The Salt Lake Tribune: Some say corporate tax-dodging hurts public schools

media mention

(Original Post)

By Cathy Mckitrick

The Salt Lake Tribune

A new study takes aim at tax-dodging corporations, revealing that between 2008 and 2010, 68 Fortune 500 companies managed to avoid paying any state income tax for one or more of those three years.

The nonprofit Institute on Taxation and Economic Policy (ITEP) was joined by the advocacy organization Citizens for Tax Justice (CTJ) in releasing the 32-page report Wednesday, “Corporate Tax Dodging in the Fifty States, 2008-2010.”

In its examination of 265 profitable Fortune 500 corporations, the study concluded that states collectively missed out on $42.7 billion in tax revenues during the three-period between 2008 and 2010.

Voices for Utah Children, an advocacy group, reviewed the study and concluded that dozens of the companies operating in Utah paid out less than 1 percent in income tax during those years — well below the state’s statutory rate of 5 percent — while making millions of dollars in profits.

Allison Rowland, Voices for Utah Children research and budget director, said such actions directly impact the state’s future.

“When big corporations don’t pay state income taxes, our public schools have less money,” Rowland said in a statement, adding that Utahns who work for these Fortune 500 companies might be surprised to discover they pay state income tax at a higher rate than their corporate employers.

Rowland said the study can’t measure whether companies paid income tax in Utah since they are not required to disclose that information.

“Still, it makes clear just how many of them paid little or no state income tax on balance,” Rowland said.

While Wells Fargo made $49.7 billion in profits over the three-year period, the bank paid only 0.7 percent in state income tax.
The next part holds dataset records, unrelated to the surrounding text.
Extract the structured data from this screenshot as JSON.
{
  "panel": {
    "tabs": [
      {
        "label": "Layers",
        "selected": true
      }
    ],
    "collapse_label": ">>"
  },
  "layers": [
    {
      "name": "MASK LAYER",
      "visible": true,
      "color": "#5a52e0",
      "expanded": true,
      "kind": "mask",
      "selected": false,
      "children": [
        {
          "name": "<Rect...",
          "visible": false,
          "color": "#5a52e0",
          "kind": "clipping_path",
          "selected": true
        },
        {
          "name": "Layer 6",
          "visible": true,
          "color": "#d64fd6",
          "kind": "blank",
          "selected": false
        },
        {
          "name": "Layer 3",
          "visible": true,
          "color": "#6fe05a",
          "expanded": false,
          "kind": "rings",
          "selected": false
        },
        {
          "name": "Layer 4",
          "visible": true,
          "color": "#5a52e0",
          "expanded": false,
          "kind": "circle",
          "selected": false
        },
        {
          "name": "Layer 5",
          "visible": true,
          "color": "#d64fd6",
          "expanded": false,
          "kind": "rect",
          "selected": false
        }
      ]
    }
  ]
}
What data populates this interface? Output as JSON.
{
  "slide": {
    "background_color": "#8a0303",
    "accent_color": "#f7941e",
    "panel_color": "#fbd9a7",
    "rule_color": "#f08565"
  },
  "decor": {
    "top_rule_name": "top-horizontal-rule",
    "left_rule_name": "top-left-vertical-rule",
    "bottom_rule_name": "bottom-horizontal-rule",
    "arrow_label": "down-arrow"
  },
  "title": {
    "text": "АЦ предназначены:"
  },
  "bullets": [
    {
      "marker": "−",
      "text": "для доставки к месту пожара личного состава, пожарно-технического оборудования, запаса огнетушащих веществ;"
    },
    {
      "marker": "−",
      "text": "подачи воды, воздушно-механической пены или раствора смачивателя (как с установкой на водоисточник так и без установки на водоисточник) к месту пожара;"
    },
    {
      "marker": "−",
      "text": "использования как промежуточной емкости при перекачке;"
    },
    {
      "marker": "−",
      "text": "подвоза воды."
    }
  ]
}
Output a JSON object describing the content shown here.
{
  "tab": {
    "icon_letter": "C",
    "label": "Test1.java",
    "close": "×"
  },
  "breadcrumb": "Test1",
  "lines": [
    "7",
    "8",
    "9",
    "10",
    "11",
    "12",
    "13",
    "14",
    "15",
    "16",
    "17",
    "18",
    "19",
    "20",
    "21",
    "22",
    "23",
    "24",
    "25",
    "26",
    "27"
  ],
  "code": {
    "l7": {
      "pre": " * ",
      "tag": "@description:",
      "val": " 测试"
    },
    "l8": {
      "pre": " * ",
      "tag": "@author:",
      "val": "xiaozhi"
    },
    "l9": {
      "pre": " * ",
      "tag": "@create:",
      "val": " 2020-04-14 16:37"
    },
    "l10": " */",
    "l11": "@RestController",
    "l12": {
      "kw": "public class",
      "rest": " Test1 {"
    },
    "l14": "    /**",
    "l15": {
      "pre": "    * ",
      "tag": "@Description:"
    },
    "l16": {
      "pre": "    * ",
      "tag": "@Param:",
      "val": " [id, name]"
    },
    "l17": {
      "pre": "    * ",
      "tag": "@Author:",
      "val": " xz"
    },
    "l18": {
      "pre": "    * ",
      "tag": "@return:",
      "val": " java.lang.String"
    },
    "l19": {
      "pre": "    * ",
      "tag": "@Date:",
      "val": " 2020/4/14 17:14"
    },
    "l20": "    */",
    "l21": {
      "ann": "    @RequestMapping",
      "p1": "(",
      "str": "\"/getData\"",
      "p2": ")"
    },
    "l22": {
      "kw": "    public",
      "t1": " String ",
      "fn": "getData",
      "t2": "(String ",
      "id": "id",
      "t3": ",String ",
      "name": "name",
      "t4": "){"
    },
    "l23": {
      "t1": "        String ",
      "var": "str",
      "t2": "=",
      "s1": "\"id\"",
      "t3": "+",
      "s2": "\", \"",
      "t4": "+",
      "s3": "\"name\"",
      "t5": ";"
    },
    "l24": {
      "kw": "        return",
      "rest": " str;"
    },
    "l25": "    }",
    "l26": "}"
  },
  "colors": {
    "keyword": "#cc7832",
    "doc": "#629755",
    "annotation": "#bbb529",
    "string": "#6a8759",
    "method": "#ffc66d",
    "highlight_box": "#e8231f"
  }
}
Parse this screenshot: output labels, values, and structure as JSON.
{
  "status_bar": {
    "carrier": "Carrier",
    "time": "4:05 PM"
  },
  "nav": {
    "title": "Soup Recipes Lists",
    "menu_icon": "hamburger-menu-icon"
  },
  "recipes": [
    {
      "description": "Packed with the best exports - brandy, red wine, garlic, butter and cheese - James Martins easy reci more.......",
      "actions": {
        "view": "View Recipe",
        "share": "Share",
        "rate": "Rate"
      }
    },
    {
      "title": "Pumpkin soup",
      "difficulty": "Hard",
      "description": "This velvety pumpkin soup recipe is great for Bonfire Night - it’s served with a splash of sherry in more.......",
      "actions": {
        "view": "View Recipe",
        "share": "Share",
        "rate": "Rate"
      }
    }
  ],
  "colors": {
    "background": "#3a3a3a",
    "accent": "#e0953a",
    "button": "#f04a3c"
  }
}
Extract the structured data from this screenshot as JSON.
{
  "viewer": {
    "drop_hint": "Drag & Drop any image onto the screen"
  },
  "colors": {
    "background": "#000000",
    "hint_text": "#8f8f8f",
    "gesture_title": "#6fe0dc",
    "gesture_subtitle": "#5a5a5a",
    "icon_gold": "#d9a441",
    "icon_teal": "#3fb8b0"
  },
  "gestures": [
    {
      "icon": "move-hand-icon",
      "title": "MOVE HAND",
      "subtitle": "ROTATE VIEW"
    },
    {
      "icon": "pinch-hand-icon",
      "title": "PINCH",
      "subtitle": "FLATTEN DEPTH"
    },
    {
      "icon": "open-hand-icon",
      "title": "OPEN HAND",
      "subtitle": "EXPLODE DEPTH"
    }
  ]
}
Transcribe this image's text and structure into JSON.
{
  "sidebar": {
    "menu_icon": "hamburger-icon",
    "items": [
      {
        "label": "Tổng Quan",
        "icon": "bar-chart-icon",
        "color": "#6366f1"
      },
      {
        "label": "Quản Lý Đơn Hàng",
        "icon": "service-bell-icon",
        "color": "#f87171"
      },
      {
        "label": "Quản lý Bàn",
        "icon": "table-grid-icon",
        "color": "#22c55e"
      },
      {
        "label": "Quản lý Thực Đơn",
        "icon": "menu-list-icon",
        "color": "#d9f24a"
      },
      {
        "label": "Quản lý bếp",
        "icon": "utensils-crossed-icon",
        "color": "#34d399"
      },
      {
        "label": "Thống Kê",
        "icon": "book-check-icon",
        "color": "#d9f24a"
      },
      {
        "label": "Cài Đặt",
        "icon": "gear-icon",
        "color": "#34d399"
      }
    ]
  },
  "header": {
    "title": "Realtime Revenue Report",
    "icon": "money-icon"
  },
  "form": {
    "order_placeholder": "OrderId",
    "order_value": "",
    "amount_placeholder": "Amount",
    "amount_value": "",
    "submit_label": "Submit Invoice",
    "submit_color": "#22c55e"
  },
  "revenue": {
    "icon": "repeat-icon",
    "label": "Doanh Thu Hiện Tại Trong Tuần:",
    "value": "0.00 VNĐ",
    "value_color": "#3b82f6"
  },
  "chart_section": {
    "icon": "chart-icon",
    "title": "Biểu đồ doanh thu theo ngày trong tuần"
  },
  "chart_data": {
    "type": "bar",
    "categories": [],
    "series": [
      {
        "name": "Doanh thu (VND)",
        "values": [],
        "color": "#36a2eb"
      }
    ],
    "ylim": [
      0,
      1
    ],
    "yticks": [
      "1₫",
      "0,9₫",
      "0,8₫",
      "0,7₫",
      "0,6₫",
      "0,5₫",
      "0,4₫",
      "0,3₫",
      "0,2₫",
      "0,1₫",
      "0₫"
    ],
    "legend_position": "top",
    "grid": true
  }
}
But the study also points out that some corporations appeared to pull their own weight — JP Morgan Chase & Co. earned $32.7 billion in profits while paying 9.1 percent in state income tax, while Whole Foods Market earned $834 million and paid out 10.3 percent in state income tax.

The ITEP study ignores a fundamental fact, said Royce Van Tassell, vice-president of the Utah Taxpayers Association.

“Corporate income is also taxed a second time as individual income when it gets distributed to shareholders,” Van Tassell said. “To say that corporations aren’t paying their fair share is really an anomaly — those taxes are paid for by workers, shareholders and consumers.”

Van Tassell advocates trimming corporate tax wherever possible in order to attract business investment into Utah.

But Doug Macdonald, former chief economist for the State Tax Commission and current chief economist and president of Econowest Associates, Inc. said cutting corporate taxes would further undermine Utah’s public school funding.

“I think they made a correct conclusion that many corporations don’t pay a fair share of taxes to the state, based on all the advantages they have doing business in the state,” Macdonald said.

No one can make the case that Utah needs less tax money going to schools, he added.

Utah ranks last in the nation in terms of per-pupil spending and tax policies approved in 2010 are poised to further erode that status as they phase in over time, according to data Macdonald compiled for Utahns for Public Schools.

“No one would fault corporations for minimizing their tax,” Macdonald said. “But the extent they go to is sort of repugnant to the individual person who can’t set up a corporation in another state or country to limit their own tax liability.”